Moderator Vinny O’Brien from Vinny & Co. and panellists agreed the launch had taken a long time to materialise. “But, with marketplaces accounting for 47% of online sales in Europe, the role marketplaces have to play in ecommerce is only growing,” O’Brien said.

Laura McCarthy, founder and CEO at Drink Botanicals Ireland, agreed that 40% of her company’s trade comes through Amazon US. “You can’t compete with that,” she added.

Shelley Martin, he-shi Exceptional Tan, SKINICIAN Skincare brand owner and co-founder of 4Beauty Group, recommended that brands looking to capitalise on marketplace growth with the likes of Amazon “make sure you’ve enough stock in place and that you optimise keywords and advertising”.

Darren Heaphy, vice president of product for ecommerce helpdesk provider eDesk, advised sellers to take advantage of Amazon AI tools to respond to out-of-hours customer service queries, “Systems like eDesk can also propose resolutions and draft responses at scale,” he added.

Smarter, faster operations

AI emerged as a central topic for discussion. Colin Walsh and Vusie Majola at Intercom, a software company specialising in AI-enabled customer service, and client Raylo discussed how AI is redefining return on investment (ROI) in ecommerce customer service.

Adam Lusk, VP of operations for circular tech leasing platform Raylo, described how AI helped deliver a fundamentally better experience than the rest of the market.

“We’ve used AI agents to manage double the number of customer interactions, while keeping headcount flat,” Lusk revealed. He added that the Raylo customer service team is also equipped with content management and conversation analysis skills.

The final sessions of the day built on themes of growth and diversification established during earlier sessions.
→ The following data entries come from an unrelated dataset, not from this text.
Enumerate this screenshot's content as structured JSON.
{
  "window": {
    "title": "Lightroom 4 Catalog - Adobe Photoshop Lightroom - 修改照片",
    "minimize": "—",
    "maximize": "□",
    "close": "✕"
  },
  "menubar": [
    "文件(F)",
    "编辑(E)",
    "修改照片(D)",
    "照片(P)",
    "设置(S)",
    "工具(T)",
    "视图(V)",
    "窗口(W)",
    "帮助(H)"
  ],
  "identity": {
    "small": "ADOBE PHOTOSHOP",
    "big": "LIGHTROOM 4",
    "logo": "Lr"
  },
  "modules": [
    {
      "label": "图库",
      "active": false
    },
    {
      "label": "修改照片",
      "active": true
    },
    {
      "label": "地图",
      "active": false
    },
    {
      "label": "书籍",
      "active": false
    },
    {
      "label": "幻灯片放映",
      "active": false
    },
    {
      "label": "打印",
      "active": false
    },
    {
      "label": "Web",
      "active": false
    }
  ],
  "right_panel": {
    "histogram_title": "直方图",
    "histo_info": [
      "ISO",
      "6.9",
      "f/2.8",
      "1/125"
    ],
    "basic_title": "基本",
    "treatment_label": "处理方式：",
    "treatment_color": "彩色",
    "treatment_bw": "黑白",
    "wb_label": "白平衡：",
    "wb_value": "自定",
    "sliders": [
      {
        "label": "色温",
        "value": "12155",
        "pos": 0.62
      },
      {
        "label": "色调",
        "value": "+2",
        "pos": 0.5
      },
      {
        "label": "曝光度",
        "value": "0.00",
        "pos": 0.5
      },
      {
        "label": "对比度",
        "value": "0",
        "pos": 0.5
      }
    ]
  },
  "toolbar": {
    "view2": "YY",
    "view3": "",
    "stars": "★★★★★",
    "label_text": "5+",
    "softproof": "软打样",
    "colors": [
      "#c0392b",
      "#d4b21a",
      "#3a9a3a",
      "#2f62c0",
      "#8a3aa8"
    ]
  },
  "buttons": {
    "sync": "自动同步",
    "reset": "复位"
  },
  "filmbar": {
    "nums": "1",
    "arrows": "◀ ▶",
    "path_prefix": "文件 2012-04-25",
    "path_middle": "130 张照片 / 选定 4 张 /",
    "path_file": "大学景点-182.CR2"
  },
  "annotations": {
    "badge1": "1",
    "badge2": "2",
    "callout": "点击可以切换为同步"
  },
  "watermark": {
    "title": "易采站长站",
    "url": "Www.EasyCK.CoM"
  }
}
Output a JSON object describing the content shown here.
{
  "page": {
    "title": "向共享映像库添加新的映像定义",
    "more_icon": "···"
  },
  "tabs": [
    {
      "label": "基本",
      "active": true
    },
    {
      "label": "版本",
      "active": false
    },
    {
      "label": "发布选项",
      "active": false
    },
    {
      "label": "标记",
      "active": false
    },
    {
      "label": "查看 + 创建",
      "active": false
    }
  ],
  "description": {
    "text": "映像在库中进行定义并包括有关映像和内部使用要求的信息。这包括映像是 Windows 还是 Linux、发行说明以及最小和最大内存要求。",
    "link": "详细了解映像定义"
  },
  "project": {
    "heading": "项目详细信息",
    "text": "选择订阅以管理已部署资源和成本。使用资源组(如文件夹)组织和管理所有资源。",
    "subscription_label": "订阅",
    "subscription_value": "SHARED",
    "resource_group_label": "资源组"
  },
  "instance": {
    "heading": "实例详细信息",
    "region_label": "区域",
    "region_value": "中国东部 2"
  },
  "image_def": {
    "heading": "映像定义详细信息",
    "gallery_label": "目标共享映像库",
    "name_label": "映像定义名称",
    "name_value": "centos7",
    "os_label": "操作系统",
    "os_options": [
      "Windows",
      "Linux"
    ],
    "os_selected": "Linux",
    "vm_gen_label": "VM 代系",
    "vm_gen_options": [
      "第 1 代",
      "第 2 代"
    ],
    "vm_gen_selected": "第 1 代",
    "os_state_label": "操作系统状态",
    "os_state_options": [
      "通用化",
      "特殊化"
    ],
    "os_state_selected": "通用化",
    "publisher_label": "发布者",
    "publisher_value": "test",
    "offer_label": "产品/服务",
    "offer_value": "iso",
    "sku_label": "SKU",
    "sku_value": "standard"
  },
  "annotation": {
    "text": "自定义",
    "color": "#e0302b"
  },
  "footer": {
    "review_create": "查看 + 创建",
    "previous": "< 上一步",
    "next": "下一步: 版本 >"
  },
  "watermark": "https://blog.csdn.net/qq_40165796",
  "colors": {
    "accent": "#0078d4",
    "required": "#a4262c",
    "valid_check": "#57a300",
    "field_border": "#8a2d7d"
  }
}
During the panel, ‘Beyond the First Million: Scaling Operations for Long-Term Success,’ panellist Ciara McLoughlin, Wind Shore Goods’ head of operations and brand development, stressed the importance of staying true to one’s brand purpose. “Wind Shore is all about storytelling and craftsmanship,” she said.

Strategic ecommerce growth

Fellow panellists Dan O’Brien, HappyStack’s chief revenue officer, and Althea D’Silva, Adhere Digital’s director of marketing and operations, agreed with moderator John Bustard, senior digital transformation lecturer at Ulster University, that the five ‘Ps’ of purpose, people, process, platforms, and performance were vital for scaling growth sustainably.

Abhishek Chandra, GoKwik’s chief revenue officer, oversees Asia’s third-largest B2B WhatsApp service. He added: “Make sure your supply chain, logistics and tech stack are optimised for scale. WhatsApp is an emerging channel that helps keep your customers closer.”

‘Cracking the Code for B2B eCommerce: Aligning Strategy, Tech, and Teams for Maximum Impact’ moderator and B2B eCommerce Association CTO and UK Chapter lead, Christopher Gee, highlighted how B2B ecommerce is accelerating.

Gee’s panellists, Sanya Ristic, 2Buy1Click director of innovation and client relations, and Chris Palmer, Henderson Foodservice ecommerce and loyalty product manager, agreed with Neil Crozier, company director of BasketsGalore, that delivering excellent service is engaging B2B customers on their terms. “The onus is on the consultant to ask the right questions, and to remember what questions we’re asking of the data,” he added.

Agile marketing democratised

Olly Hudson, founder of full-service digital marketing agency Soar with Us, and Loukas Hambi, founder of Hambi Media, demonstrated how AI is democratising access to research and content resources on an unprecedented scale.

The DTC growth experts shared emerging best practices in the wake of the latest algorithmic changes to Meta’s social networks. They stressed that the volume of creatives is no longer as crucial as their diversity, using psychological drivers at every stage of the funnel.

Hudson and Hambi recommended that DTC ecommerce brands and merchants also focus on longer-form, user-generated content (UGC) that builds trust and high-production videos that storytell, not just sell, based on extensive market, product, customer and competitor research.